DiT-based robot policies follow the same data paradigm as other robot learning approaches — teleoperation demonstrations with synchronized (observation, action) pairs — but they benefit disproportionately from data scale and diversity due to their larger parameter counts. Pi-zero was trained on cross-embodiment data spanning multiple robot platforms and thousands of tasks. RDT used the Open X-Embodiment dataset combined with human manipulation video converted to pseudo-robot-actions. For a single-task DiT policy, 500-2,000 demonstrations suffice. For multi-task cross-embodiment DiT policies, 100,000+ demonstrations across diverse tasks and environments are typical. The key data requirement specific to DiT is diversity rather than volume per task: the Transformer's capacity allows it to absorb and benefit from heterogeneous data mixtures that would confuse smaller models.

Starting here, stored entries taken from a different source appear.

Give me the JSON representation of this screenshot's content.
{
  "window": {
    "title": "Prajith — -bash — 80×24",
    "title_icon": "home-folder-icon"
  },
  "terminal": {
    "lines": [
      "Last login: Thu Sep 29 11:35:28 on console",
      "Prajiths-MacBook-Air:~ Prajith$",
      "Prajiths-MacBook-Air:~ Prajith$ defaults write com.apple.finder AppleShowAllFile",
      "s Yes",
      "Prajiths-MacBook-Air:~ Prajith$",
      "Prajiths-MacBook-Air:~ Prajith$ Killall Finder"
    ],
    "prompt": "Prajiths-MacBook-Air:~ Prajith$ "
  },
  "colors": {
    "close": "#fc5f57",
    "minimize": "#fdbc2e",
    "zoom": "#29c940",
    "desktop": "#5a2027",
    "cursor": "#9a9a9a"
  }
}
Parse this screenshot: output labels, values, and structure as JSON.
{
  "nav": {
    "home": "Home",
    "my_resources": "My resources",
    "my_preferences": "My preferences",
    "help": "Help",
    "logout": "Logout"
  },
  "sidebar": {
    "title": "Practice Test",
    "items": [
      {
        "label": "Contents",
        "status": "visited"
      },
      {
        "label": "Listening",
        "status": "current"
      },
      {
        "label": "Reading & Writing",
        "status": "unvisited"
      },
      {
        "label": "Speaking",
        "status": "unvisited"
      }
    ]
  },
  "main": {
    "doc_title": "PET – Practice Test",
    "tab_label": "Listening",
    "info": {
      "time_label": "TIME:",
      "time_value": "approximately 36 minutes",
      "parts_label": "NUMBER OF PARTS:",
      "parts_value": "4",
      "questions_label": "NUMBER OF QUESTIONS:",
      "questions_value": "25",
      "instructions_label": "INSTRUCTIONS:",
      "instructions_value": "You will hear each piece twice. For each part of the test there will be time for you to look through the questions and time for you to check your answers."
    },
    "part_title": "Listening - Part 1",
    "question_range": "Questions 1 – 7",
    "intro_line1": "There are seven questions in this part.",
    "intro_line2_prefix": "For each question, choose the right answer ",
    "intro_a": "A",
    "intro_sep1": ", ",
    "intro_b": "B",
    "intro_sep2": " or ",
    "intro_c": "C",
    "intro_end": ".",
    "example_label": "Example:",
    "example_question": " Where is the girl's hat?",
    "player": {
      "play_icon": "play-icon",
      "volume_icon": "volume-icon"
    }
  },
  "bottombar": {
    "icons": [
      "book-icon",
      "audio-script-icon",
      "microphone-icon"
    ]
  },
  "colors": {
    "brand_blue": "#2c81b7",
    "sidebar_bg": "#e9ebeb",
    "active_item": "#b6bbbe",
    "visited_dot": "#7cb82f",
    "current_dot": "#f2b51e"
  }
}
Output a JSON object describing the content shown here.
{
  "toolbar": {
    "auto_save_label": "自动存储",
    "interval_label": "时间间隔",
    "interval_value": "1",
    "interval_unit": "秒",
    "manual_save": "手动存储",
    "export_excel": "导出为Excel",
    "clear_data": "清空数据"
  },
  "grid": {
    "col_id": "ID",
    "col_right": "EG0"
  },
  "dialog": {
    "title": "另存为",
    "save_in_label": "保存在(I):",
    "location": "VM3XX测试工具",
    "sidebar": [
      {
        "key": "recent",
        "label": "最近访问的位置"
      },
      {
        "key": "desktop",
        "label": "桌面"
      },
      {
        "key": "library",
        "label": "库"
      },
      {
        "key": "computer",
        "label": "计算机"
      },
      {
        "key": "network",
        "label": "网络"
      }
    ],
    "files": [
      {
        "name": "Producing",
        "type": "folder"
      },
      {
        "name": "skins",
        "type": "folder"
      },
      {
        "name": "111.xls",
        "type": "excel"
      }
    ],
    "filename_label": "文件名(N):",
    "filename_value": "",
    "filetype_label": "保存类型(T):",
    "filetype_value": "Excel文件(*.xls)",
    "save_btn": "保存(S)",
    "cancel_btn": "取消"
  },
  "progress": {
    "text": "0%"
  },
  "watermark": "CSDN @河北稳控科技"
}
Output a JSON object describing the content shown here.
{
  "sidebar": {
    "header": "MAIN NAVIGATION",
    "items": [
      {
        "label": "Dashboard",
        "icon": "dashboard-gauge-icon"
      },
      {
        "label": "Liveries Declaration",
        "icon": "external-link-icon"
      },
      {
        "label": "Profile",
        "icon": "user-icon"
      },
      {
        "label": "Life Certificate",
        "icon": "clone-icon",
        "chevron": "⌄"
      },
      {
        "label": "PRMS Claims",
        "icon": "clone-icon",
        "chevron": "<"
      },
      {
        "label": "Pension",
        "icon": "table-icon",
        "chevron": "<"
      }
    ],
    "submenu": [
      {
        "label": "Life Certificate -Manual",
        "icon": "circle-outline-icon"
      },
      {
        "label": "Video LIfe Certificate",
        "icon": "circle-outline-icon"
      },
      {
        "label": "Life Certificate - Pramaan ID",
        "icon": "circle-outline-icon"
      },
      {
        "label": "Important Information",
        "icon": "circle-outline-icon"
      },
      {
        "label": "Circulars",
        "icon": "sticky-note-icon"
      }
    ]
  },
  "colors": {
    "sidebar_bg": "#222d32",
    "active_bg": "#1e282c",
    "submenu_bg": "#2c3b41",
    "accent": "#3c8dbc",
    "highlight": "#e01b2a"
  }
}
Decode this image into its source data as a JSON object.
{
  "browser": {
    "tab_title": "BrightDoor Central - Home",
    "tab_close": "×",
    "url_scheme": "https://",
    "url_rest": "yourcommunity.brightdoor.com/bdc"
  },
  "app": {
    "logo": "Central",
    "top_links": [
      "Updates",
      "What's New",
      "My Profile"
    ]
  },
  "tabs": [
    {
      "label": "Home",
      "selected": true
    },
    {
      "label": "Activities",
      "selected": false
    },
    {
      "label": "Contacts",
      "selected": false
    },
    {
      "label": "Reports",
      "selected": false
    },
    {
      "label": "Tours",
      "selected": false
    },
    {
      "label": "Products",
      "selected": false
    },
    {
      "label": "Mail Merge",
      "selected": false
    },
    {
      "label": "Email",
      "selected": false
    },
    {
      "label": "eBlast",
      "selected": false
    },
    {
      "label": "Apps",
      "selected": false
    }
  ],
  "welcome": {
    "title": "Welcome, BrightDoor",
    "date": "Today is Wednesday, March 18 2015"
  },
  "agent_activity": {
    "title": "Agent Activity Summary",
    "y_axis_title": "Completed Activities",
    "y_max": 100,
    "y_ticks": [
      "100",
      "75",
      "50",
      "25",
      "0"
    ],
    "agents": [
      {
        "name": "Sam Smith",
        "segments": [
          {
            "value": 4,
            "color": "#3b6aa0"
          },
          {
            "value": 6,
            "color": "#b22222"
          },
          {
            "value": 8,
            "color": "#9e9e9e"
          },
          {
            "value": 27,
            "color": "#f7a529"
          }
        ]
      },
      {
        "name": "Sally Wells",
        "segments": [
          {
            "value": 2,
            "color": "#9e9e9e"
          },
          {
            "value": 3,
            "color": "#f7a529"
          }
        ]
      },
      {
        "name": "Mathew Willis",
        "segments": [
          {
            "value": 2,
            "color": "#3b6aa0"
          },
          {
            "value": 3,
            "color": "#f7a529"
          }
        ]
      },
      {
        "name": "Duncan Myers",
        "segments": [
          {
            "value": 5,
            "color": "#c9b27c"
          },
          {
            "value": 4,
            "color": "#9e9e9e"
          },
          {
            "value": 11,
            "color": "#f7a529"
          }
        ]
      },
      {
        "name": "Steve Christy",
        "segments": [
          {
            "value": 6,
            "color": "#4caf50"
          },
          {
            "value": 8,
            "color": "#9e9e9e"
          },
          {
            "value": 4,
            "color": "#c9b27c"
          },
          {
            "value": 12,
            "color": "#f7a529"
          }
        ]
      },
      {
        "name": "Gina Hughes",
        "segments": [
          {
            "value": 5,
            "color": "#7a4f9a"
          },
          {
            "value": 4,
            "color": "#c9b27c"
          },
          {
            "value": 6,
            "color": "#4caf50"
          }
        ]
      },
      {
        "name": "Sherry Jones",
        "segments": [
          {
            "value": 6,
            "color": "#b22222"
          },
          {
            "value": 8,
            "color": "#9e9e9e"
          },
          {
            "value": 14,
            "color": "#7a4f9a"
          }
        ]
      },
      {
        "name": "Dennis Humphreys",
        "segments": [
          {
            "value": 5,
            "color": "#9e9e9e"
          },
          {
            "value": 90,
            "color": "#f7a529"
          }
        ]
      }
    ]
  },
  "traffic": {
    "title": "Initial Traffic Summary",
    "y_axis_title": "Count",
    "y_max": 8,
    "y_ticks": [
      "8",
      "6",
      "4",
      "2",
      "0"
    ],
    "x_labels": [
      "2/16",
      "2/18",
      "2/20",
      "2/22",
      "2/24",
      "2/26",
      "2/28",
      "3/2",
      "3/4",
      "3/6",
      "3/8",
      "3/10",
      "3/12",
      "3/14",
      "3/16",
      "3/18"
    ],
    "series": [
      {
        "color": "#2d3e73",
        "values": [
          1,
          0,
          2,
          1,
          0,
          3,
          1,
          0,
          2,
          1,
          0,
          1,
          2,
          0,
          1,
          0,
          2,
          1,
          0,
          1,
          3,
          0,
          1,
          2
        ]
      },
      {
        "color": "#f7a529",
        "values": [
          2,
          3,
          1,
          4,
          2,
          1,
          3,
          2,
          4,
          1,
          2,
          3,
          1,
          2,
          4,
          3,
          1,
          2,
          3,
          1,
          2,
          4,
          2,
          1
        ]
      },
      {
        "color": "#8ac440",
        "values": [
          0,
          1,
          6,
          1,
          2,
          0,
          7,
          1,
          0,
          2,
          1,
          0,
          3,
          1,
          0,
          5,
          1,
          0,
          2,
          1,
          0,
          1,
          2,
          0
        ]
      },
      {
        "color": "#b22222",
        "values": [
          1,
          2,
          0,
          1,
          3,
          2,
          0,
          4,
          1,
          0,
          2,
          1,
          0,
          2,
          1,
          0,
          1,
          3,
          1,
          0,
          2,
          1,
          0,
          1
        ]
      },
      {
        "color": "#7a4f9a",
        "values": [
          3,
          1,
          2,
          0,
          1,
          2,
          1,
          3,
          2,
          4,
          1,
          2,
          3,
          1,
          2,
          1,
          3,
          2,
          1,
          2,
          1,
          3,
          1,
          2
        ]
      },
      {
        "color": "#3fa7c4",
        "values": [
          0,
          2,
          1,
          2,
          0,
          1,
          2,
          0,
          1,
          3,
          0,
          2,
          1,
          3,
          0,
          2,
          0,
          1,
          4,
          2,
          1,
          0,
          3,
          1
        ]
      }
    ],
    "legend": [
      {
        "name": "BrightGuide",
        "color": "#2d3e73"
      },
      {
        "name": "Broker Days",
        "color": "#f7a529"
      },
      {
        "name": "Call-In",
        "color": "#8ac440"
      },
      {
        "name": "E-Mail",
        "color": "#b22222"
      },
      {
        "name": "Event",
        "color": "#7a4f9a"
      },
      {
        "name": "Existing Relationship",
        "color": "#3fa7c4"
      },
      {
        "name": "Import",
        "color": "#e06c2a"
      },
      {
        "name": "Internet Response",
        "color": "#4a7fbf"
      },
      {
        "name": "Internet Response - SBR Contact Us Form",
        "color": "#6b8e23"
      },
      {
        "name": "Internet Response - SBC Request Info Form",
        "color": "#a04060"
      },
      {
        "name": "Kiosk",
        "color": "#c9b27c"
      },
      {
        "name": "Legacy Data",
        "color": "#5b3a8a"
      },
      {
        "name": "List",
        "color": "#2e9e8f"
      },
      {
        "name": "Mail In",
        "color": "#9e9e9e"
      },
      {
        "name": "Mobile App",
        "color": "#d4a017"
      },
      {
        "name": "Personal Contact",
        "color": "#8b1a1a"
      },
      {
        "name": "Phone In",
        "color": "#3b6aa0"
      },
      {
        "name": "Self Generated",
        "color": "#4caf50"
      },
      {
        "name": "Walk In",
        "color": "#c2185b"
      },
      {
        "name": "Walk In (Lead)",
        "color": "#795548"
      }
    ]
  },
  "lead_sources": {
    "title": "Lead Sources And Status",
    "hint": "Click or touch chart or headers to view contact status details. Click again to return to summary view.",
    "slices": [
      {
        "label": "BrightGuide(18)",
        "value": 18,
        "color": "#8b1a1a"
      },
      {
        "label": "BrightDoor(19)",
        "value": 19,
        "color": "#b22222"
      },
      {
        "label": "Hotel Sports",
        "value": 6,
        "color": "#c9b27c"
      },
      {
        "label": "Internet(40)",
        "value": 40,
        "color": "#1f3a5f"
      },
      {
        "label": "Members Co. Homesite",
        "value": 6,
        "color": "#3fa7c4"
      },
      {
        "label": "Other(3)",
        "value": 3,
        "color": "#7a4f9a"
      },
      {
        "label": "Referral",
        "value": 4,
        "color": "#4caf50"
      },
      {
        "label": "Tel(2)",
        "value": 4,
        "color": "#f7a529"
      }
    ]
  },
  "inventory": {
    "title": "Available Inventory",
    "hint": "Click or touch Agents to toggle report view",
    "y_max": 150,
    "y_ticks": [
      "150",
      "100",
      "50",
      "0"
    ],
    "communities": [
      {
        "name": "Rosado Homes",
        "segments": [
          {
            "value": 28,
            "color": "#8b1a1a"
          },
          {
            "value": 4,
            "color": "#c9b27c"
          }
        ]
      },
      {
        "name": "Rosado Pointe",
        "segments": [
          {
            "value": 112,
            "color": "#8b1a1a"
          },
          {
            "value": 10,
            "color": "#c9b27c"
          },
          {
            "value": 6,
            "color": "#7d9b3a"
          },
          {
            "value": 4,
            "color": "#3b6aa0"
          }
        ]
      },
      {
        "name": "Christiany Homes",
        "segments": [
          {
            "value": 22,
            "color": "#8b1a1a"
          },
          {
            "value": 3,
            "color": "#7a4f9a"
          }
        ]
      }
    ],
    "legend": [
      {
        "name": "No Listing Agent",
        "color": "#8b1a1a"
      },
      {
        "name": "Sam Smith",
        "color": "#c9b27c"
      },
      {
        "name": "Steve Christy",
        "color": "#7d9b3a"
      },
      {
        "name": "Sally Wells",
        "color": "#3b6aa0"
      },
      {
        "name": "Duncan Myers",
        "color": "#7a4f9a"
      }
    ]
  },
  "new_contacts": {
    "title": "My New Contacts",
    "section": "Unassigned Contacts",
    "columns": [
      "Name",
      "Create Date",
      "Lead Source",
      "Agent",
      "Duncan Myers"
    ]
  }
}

DiT inference speed depends on model size, sequence length, and number of denoising steps. A 675M-parameter DiT-XL generating a 16-step action chunk with DDIM (10 denoising steps) runs at approximately 3-5 Hz on an NVIDIA A100. Consistency distillation reduces this to 1-2 denoising steps, pushing inference to 10-20 Hz. Flow matching formulations (used by pi-zero) achieve 5-15 Hz with 5-10 function evaluations. For real-time robot control at 10-20 Hz, either model distillation, flow matching, or smaller DiT variants (DiT-B at 130M params) are practical. The receding-horizon approach — generating an action chunk and executing only the first few steps before re-planning — allows the effective control frequency to exceed the per-chunk generation rate by 2-4x.